Brisbane Airport COVID case low risk: Young

Queensland chief health officer Jeannette Young said the risk associated with a man who accidentally moved through a green zone in Brisbane Airport before testing positive to coronavirus was "less and less".

The man and his companion were mistakenly directed into the airport's green zone after arriving on a flight from Papua New Guinea about 9.45am on Thursday.

The man's initial test failed to deliver a concrete result before further testing confirmed he was positive. His companion tested negative.

Dr Young said that with his serology results indicated to her he's right at the end of his illness.

"He could almost be fully recovered," she said.

"We know that the risk is always in that 48 hours before someone develops symptoms, at the start of their illness. He's right at the end and he's well."

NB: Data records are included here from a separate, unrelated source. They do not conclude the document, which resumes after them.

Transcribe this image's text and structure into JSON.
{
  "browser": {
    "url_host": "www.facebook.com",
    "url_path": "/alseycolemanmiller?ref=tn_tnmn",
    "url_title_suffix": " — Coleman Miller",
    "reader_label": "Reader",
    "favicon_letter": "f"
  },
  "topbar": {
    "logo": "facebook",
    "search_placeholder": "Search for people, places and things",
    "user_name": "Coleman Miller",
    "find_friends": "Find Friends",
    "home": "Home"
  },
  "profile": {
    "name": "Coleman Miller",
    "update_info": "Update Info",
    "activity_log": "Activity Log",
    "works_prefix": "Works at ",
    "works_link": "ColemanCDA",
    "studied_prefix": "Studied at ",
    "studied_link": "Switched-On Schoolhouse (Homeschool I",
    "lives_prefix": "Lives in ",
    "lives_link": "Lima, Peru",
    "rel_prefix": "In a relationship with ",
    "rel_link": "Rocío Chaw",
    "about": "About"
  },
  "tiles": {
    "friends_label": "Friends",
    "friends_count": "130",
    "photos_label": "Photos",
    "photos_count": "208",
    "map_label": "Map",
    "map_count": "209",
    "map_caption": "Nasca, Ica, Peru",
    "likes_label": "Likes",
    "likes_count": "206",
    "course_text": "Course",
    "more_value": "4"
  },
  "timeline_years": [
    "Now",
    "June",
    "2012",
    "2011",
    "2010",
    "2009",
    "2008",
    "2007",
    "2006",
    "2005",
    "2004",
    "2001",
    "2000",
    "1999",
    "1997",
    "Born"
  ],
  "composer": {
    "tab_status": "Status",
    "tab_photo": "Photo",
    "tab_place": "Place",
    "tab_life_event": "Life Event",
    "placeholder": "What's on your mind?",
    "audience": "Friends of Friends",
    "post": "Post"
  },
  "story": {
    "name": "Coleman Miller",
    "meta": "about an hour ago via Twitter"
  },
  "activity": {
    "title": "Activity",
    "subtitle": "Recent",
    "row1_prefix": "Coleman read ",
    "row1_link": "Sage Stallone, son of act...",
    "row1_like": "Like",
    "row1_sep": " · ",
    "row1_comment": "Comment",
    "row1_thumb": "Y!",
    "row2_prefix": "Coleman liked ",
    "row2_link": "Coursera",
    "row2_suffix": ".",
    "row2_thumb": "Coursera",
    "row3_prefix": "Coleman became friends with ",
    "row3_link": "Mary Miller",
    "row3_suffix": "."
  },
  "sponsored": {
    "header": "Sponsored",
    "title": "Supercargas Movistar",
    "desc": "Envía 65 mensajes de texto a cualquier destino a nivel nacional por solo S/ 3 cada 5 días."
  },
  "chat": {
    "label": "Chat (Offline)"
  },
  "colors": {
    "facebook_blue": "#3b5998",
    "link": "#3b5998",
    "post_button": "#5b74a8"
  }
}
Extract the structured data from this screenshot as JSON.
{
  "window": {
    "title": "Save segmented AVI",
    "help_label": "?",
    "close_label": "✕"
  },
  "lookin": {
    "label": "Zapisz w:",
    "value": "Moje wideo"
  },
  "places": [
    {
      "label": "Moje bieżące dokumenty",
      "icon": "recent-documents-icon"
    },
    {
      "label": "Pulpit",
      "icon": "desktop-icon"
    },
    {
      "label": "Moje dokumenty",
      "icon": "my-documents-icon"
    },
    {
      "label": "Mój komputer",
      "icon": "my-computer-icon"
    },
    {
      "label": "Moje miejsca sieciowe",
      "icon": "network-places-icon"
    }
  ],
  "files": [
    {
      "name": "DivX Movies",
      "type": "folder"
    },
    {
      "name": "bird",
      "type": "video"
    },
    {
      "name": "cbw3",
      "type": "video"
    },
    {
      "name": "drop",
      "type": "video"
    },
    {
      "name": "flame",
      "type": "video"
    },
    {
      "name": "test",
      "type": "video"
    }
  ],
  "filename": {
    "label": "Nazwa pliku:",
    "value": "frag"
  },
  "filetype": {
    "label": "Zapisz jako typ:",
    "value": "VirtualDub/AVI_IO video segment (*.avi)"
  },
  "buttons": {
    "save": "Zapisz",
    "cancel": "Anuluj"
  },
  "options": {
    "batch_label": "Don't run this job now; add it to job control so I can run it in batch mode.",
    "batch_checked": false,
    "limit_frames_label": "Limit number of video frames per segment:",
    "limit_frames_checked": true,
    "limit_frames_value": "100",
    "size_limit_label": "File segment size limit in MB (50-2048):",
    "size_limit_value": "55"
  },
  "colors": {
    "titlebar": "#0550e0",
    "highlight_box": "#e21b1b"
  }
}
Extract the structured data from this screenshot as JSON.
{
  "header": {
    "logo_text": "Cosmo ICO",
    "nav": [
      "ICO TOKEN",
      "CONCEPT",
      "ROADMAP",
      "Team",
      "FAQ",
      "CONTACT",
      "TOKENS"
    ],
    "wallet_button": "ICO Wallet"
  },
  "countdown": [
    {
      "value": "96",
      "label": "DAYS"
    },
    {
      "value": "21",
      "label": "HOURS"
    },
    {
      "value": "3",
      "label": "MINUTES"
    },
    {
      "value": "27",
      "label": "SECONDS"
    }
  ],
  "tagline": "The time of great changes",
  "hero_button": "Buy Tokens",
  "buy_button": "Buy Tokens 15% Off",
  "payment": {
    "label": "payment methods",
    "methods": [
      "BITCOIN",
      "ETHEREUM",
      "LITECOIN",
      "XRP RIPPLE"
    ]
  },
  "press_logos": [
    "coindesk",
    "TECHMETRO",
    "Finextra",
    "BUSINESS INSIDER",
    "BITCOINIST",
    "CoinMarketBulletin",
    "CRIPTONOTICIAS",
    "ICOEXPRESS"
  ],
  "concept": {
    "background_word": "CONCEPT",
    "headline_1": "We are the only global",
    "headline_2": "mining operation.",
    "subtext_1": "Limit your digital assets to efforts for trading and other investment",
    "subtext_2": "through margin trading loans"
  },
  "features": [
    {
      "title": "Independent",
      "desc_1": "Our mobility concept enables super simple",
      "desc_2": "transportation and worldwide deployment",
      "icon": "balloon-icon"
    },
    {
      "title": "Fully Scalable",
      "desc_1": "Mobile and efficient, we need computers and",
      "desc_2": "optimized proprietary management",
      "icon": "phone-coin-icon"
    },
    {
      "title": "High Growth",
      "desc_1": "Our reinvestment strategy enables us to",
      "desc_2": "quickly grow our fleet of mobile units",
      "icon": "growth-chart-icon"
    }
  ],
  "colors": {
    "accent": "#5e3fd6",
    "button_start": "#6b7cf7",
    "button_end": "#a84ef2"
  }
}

Dr Young has declared the international terminal a venue of concern.

Brittany Higgins

Brittany Higgins

In Federal politics today, former Liberal staffer Brittany Higgins has met with Prime Minister Scott Morrison and Labor leader Anthony Albanese about reforming the toxic workplace culture faced by political advisers.

After their meeting, Mr Albanese told reporters Ms Higgins' reform ideas were "modest and reasonable".

"She has shown extraordinary courage in coming forward - to be a voice standing up for women, standing up for issues that need real solutions," he said.

Mr Albanese said there was a need for an independent body for staff members and MPs to seek advice and raise workplace issues.

In Western Australia, Dr Vafa Naderi has been found guilty of professional misconduct over failing to properly examine an Aboriginal woman before she died in custody.

Ms Dhu, 22, whose first name is not used for cultural reasons, died two days after being locked up at South Hedland Police Station, in the Pilbara region, in August 2014.

She died during her third visit in as many days to the Hedland Health Campus from staphylococcal septicaemia and pneumonia after an infection in her fractured ribs - caused by her partner - spread to her lungs.

The Medical Board of Australia pursued action against Dr Naderi, accusing him of professional misconduct, and on Friday he was ordered to pay a fine of $30,000 to the medical board, as well as paying its costs.

Dr Naderi was also ordered to complete a report demonstrating how he had incorporated lessons from the incident into his practice.